The “nature and circumstances of the offense,” and Defendant's “history and characteristics,” weigh heavily against relief. 18 U.S.C. § 3553(a)(1). The United States aptly describes the heinous crime and Defendant's concerning criminal history:
Pennington murdered a bank employee during the commission of a bank robbery. Pennington then jumped over the counter, opened up the deceased's drawer to steal $3760 and fled in a stolen vehicle. Pennington's life sentence accurately reflects the seriousness and extremely heinous nature of the offense Pennington committed. Pennington's “history and characteristics” likewise do not support relief. 18 U.S.C. § 3553(a)(1). Pennington was a felon before the incident. (PSR). Pennington had an extensive juvenile criminal record as well. (Id.). Knowing the legal implications of being a convicted felon, Pennington continued to commit crimes, including murdering an innocent person for simply performing her employment. Reducing Pennington's sentence would not reflect the seriousness of his crime, deter him from criminal activity, or protect the public. 18 U.S.C. § 3553(a)(2).[R. 361, p. 17].
The gravity of Defendant's crime is reflected in his life sentence.

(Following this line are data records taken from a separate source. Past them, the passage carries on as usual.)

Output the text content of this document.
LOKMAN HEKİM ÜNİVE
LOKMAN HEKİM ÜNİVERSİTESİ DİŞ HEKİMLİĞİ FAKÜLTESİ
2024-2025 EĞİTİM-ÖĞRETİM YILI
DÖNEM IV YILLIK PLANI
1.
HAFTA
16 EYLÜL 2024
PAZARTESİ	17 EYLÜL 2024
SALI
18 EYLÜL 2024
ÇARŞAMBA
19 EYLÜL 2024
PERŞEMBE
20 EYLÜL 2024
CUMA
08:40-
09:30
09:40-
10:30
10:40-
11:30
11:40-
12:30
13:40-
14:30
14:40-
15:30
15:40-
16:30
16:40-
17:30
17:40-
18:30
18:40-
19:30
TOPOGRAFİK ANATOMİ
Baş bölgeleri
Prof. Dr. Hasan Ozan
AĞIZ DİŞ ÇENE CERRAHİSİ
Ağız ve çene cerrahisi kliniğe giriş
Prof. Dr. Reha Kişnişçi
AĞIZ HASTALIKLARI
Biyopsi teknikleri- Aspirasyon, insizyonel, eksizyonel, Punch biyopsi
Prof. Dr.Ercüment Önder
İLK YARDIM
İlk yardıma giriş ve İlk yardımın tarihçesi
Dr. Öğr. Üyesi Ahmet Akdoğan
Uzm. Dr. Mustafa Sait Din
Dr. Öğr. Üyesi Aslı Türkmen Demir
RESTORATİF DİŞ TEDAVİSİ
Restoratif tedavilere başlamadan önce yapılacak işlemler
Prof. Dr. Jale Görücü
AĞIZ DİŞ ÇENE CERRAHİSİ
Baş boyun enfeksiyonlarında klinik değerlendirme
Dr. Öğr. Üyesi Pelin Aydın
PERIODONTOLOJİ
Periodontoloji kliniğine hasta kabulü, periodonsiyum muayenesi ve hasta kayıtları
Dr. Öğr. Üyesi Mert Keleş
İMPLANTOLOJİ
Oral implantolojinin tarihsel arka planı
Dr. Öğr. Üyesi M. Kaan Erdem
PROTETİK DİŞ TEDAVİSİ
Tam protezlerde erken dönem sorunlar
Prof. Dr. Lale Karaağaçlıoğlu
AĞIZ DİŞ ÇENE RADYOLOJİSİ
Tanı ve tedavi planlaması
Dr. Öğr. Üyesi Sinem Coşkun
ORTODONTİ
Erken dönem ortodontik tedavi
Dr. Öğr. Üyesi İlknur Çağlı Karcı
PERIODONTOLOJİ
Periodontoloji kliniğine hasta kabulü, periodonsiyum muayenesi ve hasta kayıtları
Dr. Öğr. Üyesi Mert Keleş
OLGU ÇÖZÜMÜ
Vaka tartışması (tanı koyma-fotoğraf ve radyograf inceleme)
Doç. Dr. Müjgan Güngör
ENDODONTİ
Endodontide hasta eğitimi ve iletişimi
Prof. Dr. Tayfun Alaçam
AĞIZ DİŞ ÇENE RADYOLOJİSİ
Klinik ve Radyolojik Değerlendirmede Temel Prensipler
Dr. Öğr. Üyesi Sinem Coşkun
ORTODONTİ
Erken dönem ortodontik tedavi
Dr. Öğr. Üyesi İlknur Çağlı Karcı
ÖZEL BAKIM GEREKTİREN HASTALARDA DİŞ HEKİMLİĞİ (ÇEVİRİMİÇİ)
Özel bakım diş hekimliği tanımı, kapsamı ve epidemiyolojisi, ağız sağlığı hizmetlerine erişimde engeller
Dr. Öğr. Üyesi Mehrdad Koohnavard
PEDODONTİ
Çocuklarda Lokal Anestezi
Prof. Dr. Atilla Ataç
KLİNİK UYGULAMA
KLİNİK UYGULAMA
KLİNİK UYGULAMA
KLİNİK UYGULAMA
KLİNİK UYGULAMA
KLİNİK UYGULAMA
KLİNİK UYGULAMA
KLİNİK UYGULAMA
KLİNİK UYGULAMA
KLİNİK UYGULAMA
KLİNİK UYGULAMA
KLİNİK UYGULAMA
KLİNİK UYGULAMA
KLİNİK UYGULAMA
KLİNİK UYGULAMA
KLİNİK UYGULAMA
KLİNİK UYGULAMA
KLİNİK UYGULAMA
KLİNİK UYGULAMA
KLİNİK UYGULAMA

A reduction in that sentence to 30 years' imprisonment would not “reflect the seriousness of the offense, []promote respect for the law, and []provide just punishment for the offense.” 18 U.S.C. § 3553(a)(2). Indeed, granting the relief requested would undercut the dual goals of promoting respect for the law and providing just punishment. A reduction in Defendant's sentence would also fail to deter criminal conduct and to protect the public. The Court thoroughly reviewed all the § 3553(a) factors. For the foregoing reasons, and upon consideration of all the § 3553(a) sentencing factors, early release is not warranted.
The Court would be remiss if it did not recognize Pennington's serious efforts at rehabilitation and his expressed remorse and regret for his crime. [R. 354; R. 354-2]. As he advises, “If defendant could reverse time, he would, but he cannot, so he has to move forward with a positive outlook on life everyday aiming to pay his cosmic debt to humanity for the hurt he has caused.” [R. 354, p. 16]. Defendant has made significant efforts to rehabilitate himself and be a positive change agent in prison. He has undertaken countless classes and programming on his path to self-betterment. Even more, he makes no excuses for the heinous crime he committed and expresses deep regret. Defendant is an articulate, bright, and an effective advocate. The Court commends all Defendant's rehabilitative efforts and his positive, humble, changed thinking. Nevertheless, consideration of all the § 3553(a) sentencing factors precludes the relief he seeks at this time.
Accordingly, and the Court being otherwise sufficiently advised, IT IS HEREBY ORDERED as follows:
1. Defendant Tiffany Pennington's Motion for Compassionate Release [R. 354] is DENIED.